Turkey initially declined offers of aid from other countries, saying it could handle the disaster alone, but Ankara accepted many offers of help two days after the quake when it became apparent that quake victims were in need of immediate shelter as winter closes in. Countries, including Israel and neighboring Armenia, then sent tents and prefabricated houses to help victims. The United States also said on Friday it would supply tents, containers and prefabricated housing.
“We thank the international community. Countries such as Iran and Azerbaijan especially have displayed enormous sensitivity,” Deputy Prime Minister Beşir Atalay said at a press conference on Saturday in Van, referring to the only two countries that dispatched search-and-rescue teams.
Atalay said the government has a list of countries that immediately made offers of help. “Of course, offers of search-and-rescue teams were kept on hold so that we could see our own potential,” Atalay said. Iran and Azerbaijan, on the other hand, acted on their own and sent their rescue teams. “Since we had sufficient search-and-rescue teams, we did not ask for foreign teams. But other countries are welcome to send tents, prefabricated houses and blankets,” he said.
On Thursday, the Azerbaijani team said it pulled 10 people out alive from beneath the rubble.
The government said on Sunday that the official death toll from the Oct. 23 Van quake went up to 596, while 4,152 people were injured.
Atalay said search-and-rescue operations taking place at four sites in Van´s Erciş district, the area worst-hit by the quake, would be halted by Saturday evening.
As search-and-rescue efforts came to an end, shelter remains the main problem for survivors of the quake.
Overseeing the relief efforts, Atalay said 35,000 tents had been handed out so far -- about 3,500 of which were sent by other countries -- and there was no shortage.

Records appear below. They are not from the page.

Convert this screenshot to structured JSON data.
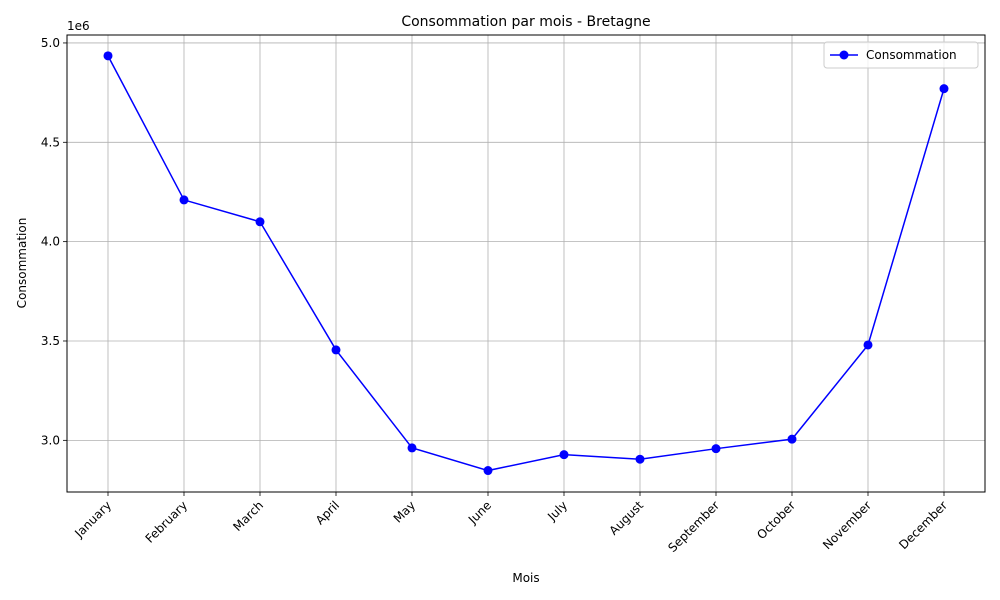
{
  "chart_data": {
    "type": "line",
    "title": "Consommation par mois - Bretagne",
    "xlabel": "Mois",
    "ylabel": "Consommation",
    "y_offset_label": "1e6",
    "categories": [
      "January",
      "February",
      "March",
      "April",
      "May",
      "June",
      "July",
      "August",
      "September",
      "October",
      "November",
      "December"
    ],
    "series": [
      {
        "name": "Consommation",
        "values": [
          4935000,
          4210000,
          4100000,
          3455000,
          2962000,
          2848000,
          2928000,
          2905000,
          2958000,
          3006000,
          3480000,
          4770000
        ],
        "color": "#0000ff",
        "marker": "circle"
      }
    ],
    "yticks": [
      "3.0",
      "3.5",
      "4.0",
      "4.5",
      "5.0"
    ],
    "ytick_values": [
      3000000,
      3500000,
      4000000,
      4500000,
      5000000
    ],
    "ylim": [
      2740000,
      5040000
    ],
    "grid": true,
    "legend_position": "top-right",
    "grid_color": "#b0b0b0"
  }
}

But people have complained that distribution was chaotic, tents were looted, and some were sold by profiteers on the black market.
"From now on we are determining the need for tents according to our nightly visits and not according to the people´s demands," Atalay said.
Relief agencies have established tent cities on the edge of Erciş, a town of 100,000 people.
Atalay earlier said the emergency needs for all the affected -- at least in the main urban areas -- would be met by Saturday night, though supplying outlying villages would take longer. The government has said tents will only be given to families once their home has been deemed uninhabitable, but people are too scared to go back to their cracked walls with multiple aftershocks rattling the region.